Pump prices jumped a nickel nationwide over the last week, the Energy Department said Monday, as driver demand slightly outpaced 2005 levels and supplies slipped. But prices in California held steady for the second straight week.
A gallon of self-serve regular gasoline rose just 0.3 cent to $2.496 a gallon in California, while the U.S. average increased 5.1 cents to $2.297 a gallon, according to the Energy Department's weekly survey of filling stations around the nation. The California average was up 16.1 cents from the year-earlier price, and the U.S. average was up 15 cents; both averages were down more than 70 cents from their midsummer highs.
The biggest price hikes occurred east of the Rocky Mountains, up 7 cents in the lower Atlantic states and 6.6 cents along the East Coast.
Glen Falk, retail pricing manager for the Oil Price Information Service in New Jersey, blamed the increases on slightly stronger demand during the holiday preparation season and a decline in the nation's supply of fuel. Falk said that refinery maintenance also was eating into supplies.
In addition, oil prices have been on the rise, surging 7% last week on cold weather and talk of additional production cuts by the Organization of the Petroleum Exporting Countries.
In New York futures trading Monday, light sweet crude for January delivery fell 99 cents to $62.44 a barrel. Phil Flynn, senior market analyst for Alaron Trading Corp., attributed the decline to profit taking and a mild weather forecast.

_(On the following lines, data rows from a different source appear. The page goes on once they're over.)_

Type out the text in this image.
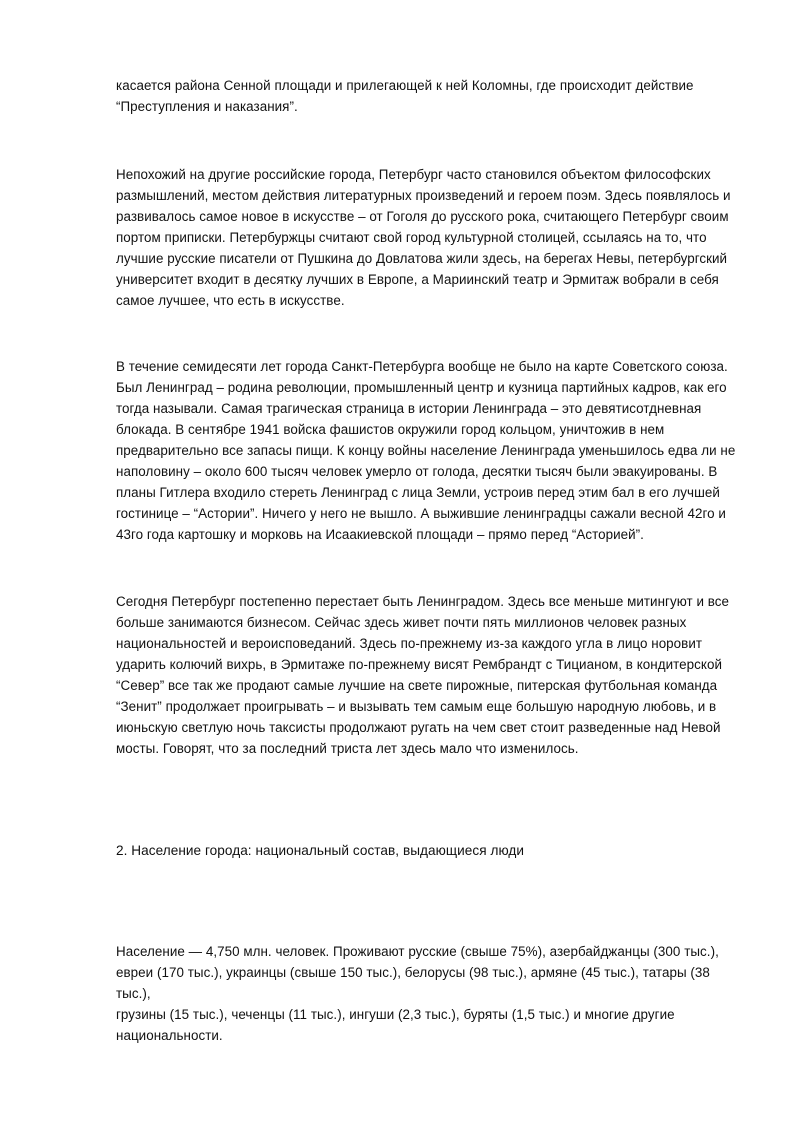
касается района Сенной площади и прилегающей к ней Коломны, где происходит действие
“Преступления и наказания”.

Непохожий на другие российские города, Петербург часто становился объектом философских
размышлений, местом действия литературных произведений и героем поэм. Здесь появлялось и
развивалось самое новое в искусстве – от Гоголя до русского рока, считающего Петербург своим
портом приписки. Петербуржцы считают свой город культурной столицей, ссылаясь на то, что
лучшие русские писатели от Пушкина до Довлатова жили здесь, на берегах Невы, петербургский
университет входит в десятку лучших в Европе, а Мариинский театр и Эрмитаж вобрали в себя
самое лучшее, что есть в искусстве.

В течение семидесяти лет города Санкт-Петербурга вообще не было на карте Советского союза.
Был Ленинград – родина революции, промышленный центр и кузница партийных кадров, как его
тогда называли. Самая трагическая страница в истории Ленинграда – это девятисотдневная
блокада. В сентябре 1941 войска фашистов окружили город кольцом, уничтожив в нем
предварительно все запасы пищи. К концу войны население Ленинграда уменьшилось едва ли не
наполовину – около 600 тысяч человек умерло от голода, десятки тысяч были эвакуированы. В
планы Гитлера входило стереть Ленинград с лица Земли, устроив перед этим бал в его лучшей
гостинице – “Астории”. Ничего у него не вышло. А выжившие ленинградцы сажали весной 42го и
43го года картошку и морковь на Исаакиевской площади – прямо перед “Асторией”.

Сегодня Петербург постепенно перестает быть Ленинградом. Здесь все меньше митингуют и все
больше занимаются бизнесом. Сейчас здесь живет почти пять миллионов человек разных
национальностей и вероисповеданий. Здесь по-прежнему из-за каждого угла в лицо норовит
ударить колючий вихрь, в Эрмитаже по-прежнему висят Рембрандт с Тицианом, в кондитерской
“Север” все так же продают самые лучшие на свете пирожные, питерская футбольная команда
“Зенит” продолжает проигрывать – и вызывать тем самым еще большую народную любовь, и в
июньскую светлую ночь таксисты продолжают ругать на чем свет стоит разведенные над Невой
мосты. Говорят, что за последний триста лет здесь мало что изменилось.

2. Население города: национальный состав, выдающиеся люди

Население — 4,750 млн. человек. Проживают русские (свыше 75%), азербайджанцы (300 тыс.),
евреи (170 тыс.), украинцы (свыше 150 тыс.), белорусы (98 тыс.), армяне (45 тыс.), татары (38 тыс.),
грузины (15 тыс.), чеченцы (11 тыс.), ингуши (2,3 тыс.), буряты (1,5 тыс.) и многие другие
национальности.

If the weather turns cold again, prices could jump to $70 a barrel, he said.
Lehman Bros. energy analysts Edward Morse and Adam Robinson see even higher prices on the horizon. The two analysts told clients Monday that oil prices appeared to have bottomed out and probably would average more than $70 a barrel in 2007, based on rising global demand and the inability of non-OPEC sources to add much to world production.
"Next year's market is unlikely in our view to avoid spikes in response to underlying risks stemming from Iran, Nigeria, hurricanes, terrorism and other factors. Thus, we believe that crude oil prices will average more than $70 per barrel in 2007, with overall price risks skewed even further to the upside," the Lehman Bros. report said.